Essai MERCEDES CL 600
Gilles Bonnafous le 15/04/2000
La Mercedes CL apparaît comme un condensé de technologie sous une robe somptueuse. Performances, sécurité, confort et silence sont déclinés en mode superlatif.
Présentation
Un condensé de technologie sous une robe somptueuse. Ainsi apparaît le top modèle de la gamme de Stuttgart. Performances, sécurité, confort et silence sont déclinés en mode superlatif. Pour vous, nous avons essayé le coupé Mercedes CL 600 sur les routes de Haute Provence.

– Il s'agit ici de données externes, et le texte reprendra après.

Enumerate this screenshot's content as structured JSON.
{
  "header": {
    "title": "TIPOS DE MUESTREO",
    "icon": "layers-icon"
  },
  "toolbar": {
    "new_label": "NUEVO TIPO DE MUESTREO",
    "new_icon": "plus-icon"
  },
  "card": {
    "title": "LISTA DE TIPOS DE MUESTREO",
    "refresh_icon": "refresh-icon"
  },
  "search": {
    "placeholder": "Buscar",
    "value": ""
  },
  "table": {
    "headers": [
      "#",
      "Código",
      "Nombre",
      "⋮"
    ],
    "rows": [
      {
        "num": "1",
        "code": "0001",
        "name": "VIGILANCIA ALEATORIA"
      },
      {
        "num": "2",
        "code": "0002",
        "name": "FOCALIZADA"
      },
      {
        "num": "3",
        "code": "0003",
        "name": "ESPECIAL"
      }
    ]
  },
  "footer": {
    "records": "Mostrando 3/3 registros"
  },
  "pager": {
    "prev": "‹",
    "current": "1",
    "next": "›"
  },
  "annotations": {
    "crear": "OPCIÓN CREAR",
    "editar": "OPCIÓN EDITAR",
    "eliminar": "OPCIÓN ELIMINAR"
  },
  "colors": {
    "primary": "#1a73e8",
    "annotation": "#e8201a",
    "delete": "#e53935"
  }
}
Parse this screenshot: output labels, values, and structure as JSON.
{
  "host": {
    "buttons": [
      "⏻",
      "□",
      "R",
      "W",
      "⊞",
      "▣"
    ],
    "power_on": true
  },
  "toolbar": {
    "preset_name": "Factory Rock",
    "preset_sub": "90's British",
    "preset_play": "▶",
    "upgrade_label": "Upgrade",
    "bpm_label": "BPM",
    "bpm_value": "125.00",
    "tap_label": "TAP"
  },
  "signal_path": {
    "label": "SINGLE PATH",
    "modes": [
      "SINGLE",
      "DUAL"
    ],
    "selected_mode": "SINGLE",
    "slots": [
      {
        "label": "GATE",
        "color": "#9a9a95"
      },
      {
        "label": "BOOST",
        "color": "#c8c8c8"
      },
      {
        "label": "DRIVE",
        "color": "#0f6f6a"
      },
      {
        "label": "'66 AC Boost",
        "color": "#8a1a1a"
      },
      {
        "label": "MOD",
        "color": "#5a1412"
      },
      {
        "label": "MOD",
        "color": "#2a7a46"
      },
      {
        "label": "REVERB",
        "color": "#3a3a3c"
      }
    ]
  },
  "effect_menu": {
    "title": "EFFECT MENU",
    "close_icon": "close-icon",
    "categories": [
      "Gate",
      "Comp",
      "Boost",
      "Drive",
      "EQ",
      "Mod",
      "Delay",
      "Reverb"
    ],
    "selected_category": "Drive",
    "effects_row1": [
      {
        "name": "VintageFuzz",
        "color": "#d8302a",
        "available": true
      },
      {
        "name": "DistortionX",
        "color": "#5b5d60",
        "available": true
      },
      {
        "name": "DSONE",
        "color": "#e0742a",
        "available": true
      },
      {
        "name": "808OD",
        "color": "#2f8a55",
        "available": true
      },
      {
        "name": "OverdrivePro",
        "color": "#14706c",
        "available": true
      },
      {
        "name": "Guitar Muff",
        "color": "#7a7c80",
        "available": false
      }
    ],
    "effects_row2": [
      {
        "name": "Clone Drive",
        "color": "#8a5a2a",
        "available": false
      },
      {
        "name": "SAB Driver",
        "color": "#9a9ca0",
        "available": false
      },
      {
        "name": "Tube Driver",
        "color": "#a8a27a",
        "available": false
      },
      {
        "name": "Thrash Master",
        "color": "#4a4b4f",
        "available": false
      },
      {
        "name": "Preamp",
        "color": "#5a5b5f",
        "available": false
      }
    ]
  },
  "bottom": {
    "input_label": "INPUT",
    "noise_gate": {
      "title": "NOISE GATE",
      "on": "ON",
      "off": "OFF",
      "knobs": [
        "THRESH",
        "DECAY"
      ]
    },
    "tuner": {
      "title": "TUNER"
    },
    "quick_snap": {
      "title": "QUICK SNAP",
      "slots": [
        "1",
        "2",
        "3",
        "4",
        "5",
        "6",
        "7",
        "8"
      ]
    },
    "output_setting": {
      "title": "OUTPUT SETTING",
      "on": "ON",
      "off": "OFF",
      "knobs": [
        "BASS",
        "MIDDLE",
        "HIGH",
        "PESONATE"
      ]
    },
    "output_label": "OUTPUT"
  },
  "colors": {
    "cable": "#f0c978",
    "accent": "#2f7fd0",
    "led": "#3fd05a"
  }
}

La surenchère technologique, nous savions. A l'image des constructeurs allemands, Mercedes nous a habitués depuis longtemps à son savoir faire en ce domaine. La qualité de construction, aussi. L'apport du coupé Mercedes CL 600 n'est pas là. Sa grande nouveauté, c'est son design. Héritier d'une prestigieuse lignée haut de gamme, le mercedes CL 600 ouvre une voie nouvelle dans le design des coupés Classe S. Une nouvelle option a été prise, avec un look sportif qui témoigne des nouvelles dispositions de DaimlerChrysler. Classe A, Smart, roadsters décoiffants, esthétique revigorée, Mercedes ose. La firme de Stuttgart, qu'on a connue plus réservée, a viré sa cuti. Pour notre plus grand plaisir, l'étoile fait sa révolution !
Design
Par bonheur, le modèle phare de la gamme Mercedes tranche nettement avec le classicisme engoncé et un peu terne de son prédécesseur. Finies allure statutaire et formes massives. Le nouveau né a une âme, il suggère la vitesse, il provoque l'émotion et la passion. Fluidité et dynamisme caractérisent l'art nouveau du CL. Le trait majeur de cette création réside dans le somptueux dessin du pavillon en forme de voûte. La ligne de toit dessine un arc de tension qui vient se fondre dans des montants de custode aussi fins qu'élégants. Nous avons rencontré Peter Arcadipane, le designer de la voiture, et il nous a confié que sa formation d'architecte n'était pas étrangère à ces formes très " architectoniques ". La pureté de son style, notamment la silhouette énergique de la custode et la lunette arrière panoramique, évoque le coupé de la génération W 111 né en 1961, un chef d'œuvre indémodable dû au talent de Paul Bracq. Réinterprétée, cette fidélité à un passé prestigieux marie adroitement modernité et tradition.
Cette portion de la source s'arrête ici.